The statute does not forbid the municipality or any citizen of the State entering into a contract with a non-register ed foreign corporation; to the contrary, the statute in terms permits the enforcement of the contract on its behalf. We are not then' asked to assist the city in the evasion of a police or other regulation of the Legislature. The city has had the work done in the least expensive way it could be done,’ after the abutting owner had failed to do the work, and without the violation of any law. It thus acquired a lien against the property for the fair cost of this improvement, the city could have enforced this lien against Campbell, and there is no doubt that having a valid lien, the city could have assigned the lien directly to Lee Daniell.

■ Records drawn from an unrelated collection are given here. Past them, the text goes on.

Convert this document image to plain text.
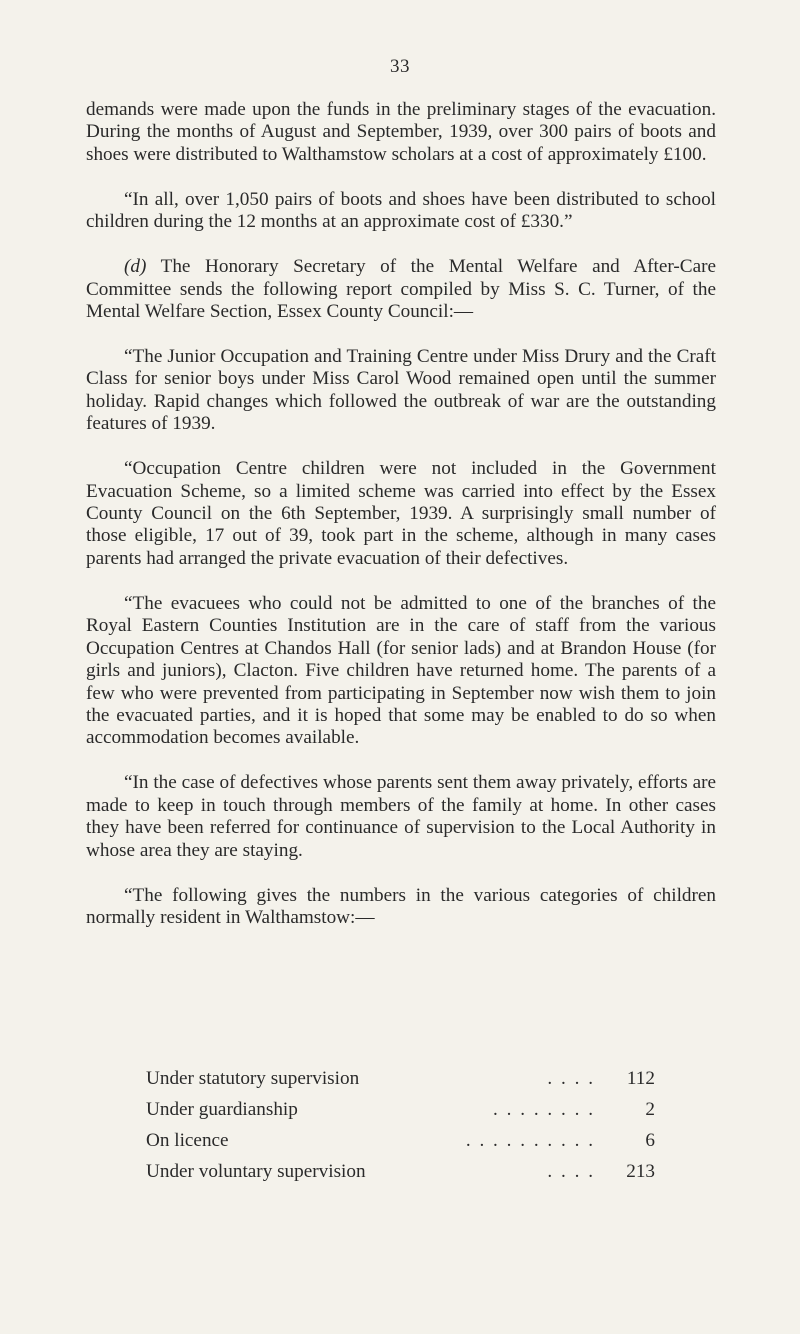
33

demands were made upon the funds in the preliminary stages of the evacuation. During the months of August and September, 1939, over 300 pairs of boots and shoes were distributed to Walthamstow scholars at a cost of approximately £100.

“In all, over 1,050 pairs of boots and shoes have been distributed to school children during the 12 months at an approximate cost of £330.”

(d) The Honorary Secretary of the Mental Welfare and After-Care Committee sends the following report compiled by Miss S. C. Turner, of the Mental Welfare Section, Essex County Council:—

“The Junior Occupation and Training Centre under Miss Drury and the Craft Class for senior boys under Miss Carol Wood remained open until the summer holiday. Rapid changes which followed the outbreak of war are the outstanding features of 1939.

“Occupation Centre children were not included in the Government Evacuation Scheme, so a limited scheme was carried into effect by the Essex County Council on the 6th September, 1939. A surprisingly small number of those eligible, 17 out of 39, took part in the scheme, although in many cases parents had arranged the private evacuation of their defectives.

“The evacuees who could not be admitted to one of the branches of the Royal Eastern Counties Institution are in the care of staff from the various Occupation Centres at Chandos Hall (for senior lads) and at Brandon House (for girls and juniors), Clacton. Five children have returned home. The parents of a few who were prevented from participating in September now wish them to join the evacuated parties, and it is hoped that some may be enabled to do so when accommodation becomes available.

“In the case of defectives whose parents sent them away privately, efforts are made to keep in touch through members of the family at home. In other cases they have been referred for continuance of supervision to the Local Authority in whose area they are staying.

“The following gives the numbers in the various categories of children normally resident in Walthamstow:—

Under statutory supervision	. . . .	112
Under guardianship	. . . . . . . .	2
On licence	. . . . . . . . . .	6
Under voluntary supervision	. . . .	213
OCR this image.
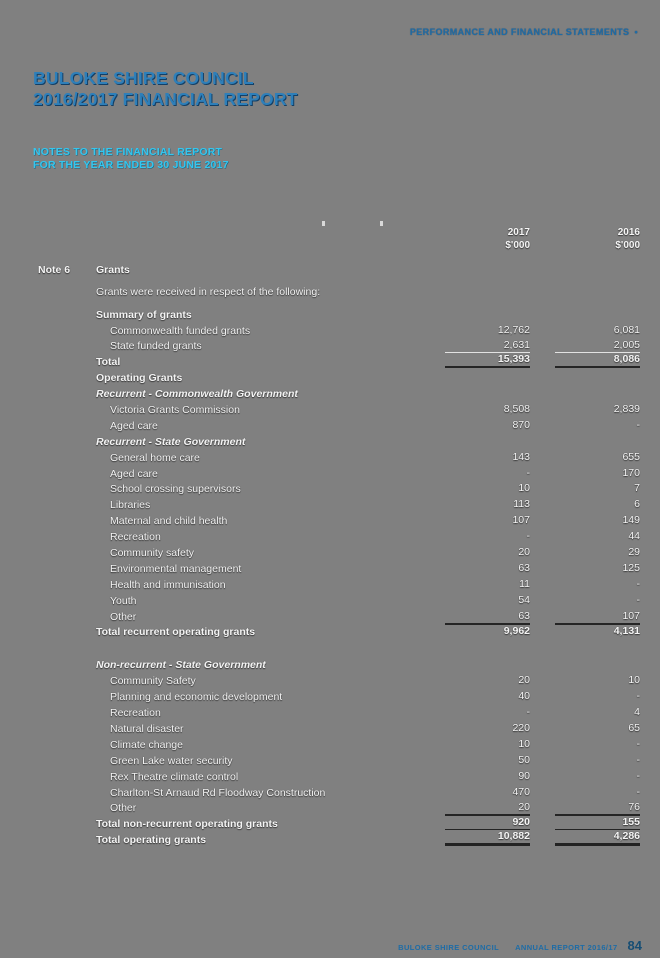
PERFORMANCE AND FINANCIAL STATEMENTS •
BULOKE SHIRE COUNCIL
2016/2017 FINANCIAL REPORT
NOTES TO THE FINANCIAL REPORT
FOR THE YEAR ENDED 30 JUNE 2017
2017
$'000
2016
$'000
Note 6	Grants
Grants were received in respect of the following:
Summary of grants
Commonwealth funded grants	12,762	6,081
State funded grants	2,631	2,005
Total	15,393	8,086
Operating Grants
Recurrent - Commonwealth Government
Victoria Grants Commission	8,508	2,839
Aged care	870	-
Recurrent - State Government
General home care	143	655
Aged care	-	170
School crossing supervisors	10	7
Libraries	113	6
Maternal and child health	107	149
Recreation	-	44
Community safety	20	29
Environmental management	63	125
Health and immunisation	11	-
Youth	54	-
Other	63	107
Total recurrent operating grants	9,962	4,131
Non-recurrent - State Government
Community Safety	20	10
Planning and economic development	40	-
Recreation	-	4
Natural disaster	220	65
Climate change	10	-
Green Lake water security	50	-
Rex Theatre climate control	90	-
Charlton-St Arnaud Rd Floodway Construction	470	-
Other	20	76
Total non-recurrent operating grants	920	155
Total operating grants	10,882	4,286
BULOKE SHIRE COUNCIL ANNUAL REPORT 2016/17 84
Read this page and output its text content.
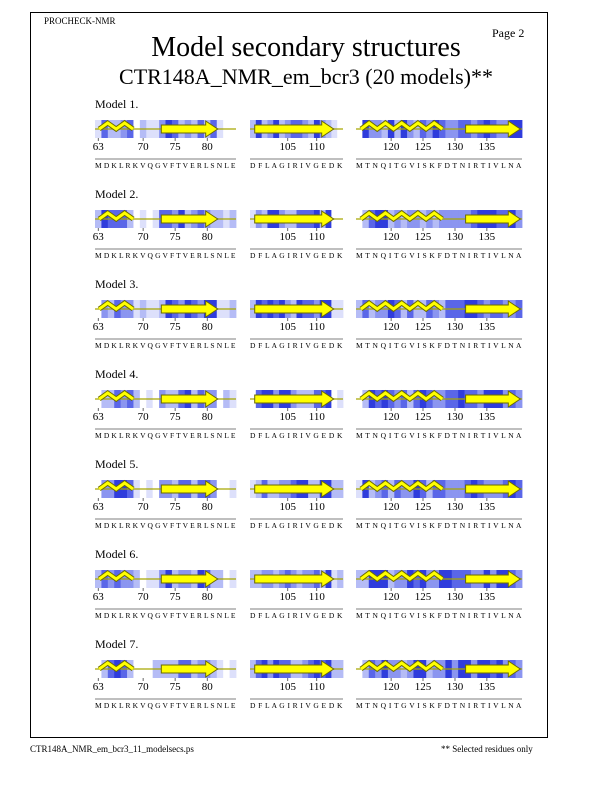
PROCHECK-NMR
Page 2
Model secondary structures
CTR148A_NMR_em_bcr3 (20 models)**
Model 1.
63	70 75 80
M D K L R K V Q G V F T V E R L S N L E
105 110
D F L A G I R I V G E D K
120 125 130 135
M T N Q I T G V I S K F D T N I R T I V L N A
Model 2.
63	70 75 80
M D K L R K V Q G V F T V E R L S N L E
105 110
D F L A G I R I V G E D K
120 125 130 135
M T N Q I T G V I S K F D T N I R T I V L N A
Model 3.
63	70 75 80
M D K L R K V Q G V F T V E R L S N L E
105 110
D F L A G I R I V G E D K
120 125 130 135
M T N Q I T G V I S K F D T N I R T I V L N A
Model 4.
63	70 75 80
M D K L R K V Q G V F T V E R L S N L E
105 110
D F L A G I R I V G E D K
120 125 130 135
M T N Q I T G V I S K F D T N I R T I V L N A
Model 5.
63	70 75 80
M D K L R K V Q G V F T V E R L S N L E
105 110
D F L A G I R I V G E D K
120 125 130 135
M T N Q I T G V I S K F D T N I R T I V L N A
Model 6.
63	70 75 80
M D K L R K V Q G V F T V E R L S N L E
105 110
D F L A G I R I V G E D K
120 125 130 135
M T N Q I T G V I S K F D T N I R T I V L N A
Model 7.
63	70 75 80
M D K L R K V Q G V F T V E R L S N L E
105 110
D F L A G I R I V G E D K
120 125 130 135
M T N Q I T G V I S K F D T N I R T I V L N A
CTR148A_NMR_em_bcr3_11_modelsecs.ps	** Selected residues only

The plea then presents the question of the proper party complainant; that the city is the proper complainant and *291not Lee Daniell. In framing the plea the pleader did not have in mind this narrowed defense, else he would have asserted in more positive terms that the foreign corporation had not obtained the permit to do business in Florida when the apportionment warrant was issued to and assigned by it, assuming that this transaction would offend the statute. The plea denies that the permit had been granted “during the years 1910 and 1911, when the said contract was to be performed.” This plea is addressed to a bill that alleges that the contract was fully performed August 1, 1911,. while the warrant was not issued until December 18, 1911. The plea does not aver that the foreign corporation “had not then (that is on December 18, 1911), received from the Secretary of State a permit to transact business in this State.” We are not therefore called upon to express an opinion as to whether the receipt of the apportionment warrant, and its assignment offended the statute. The plea was therefore properly overruled and the order is affirmed.

Taylor and Hocker, J. J., concur; Shackleford, C. J., and Whitfield, J., dissent.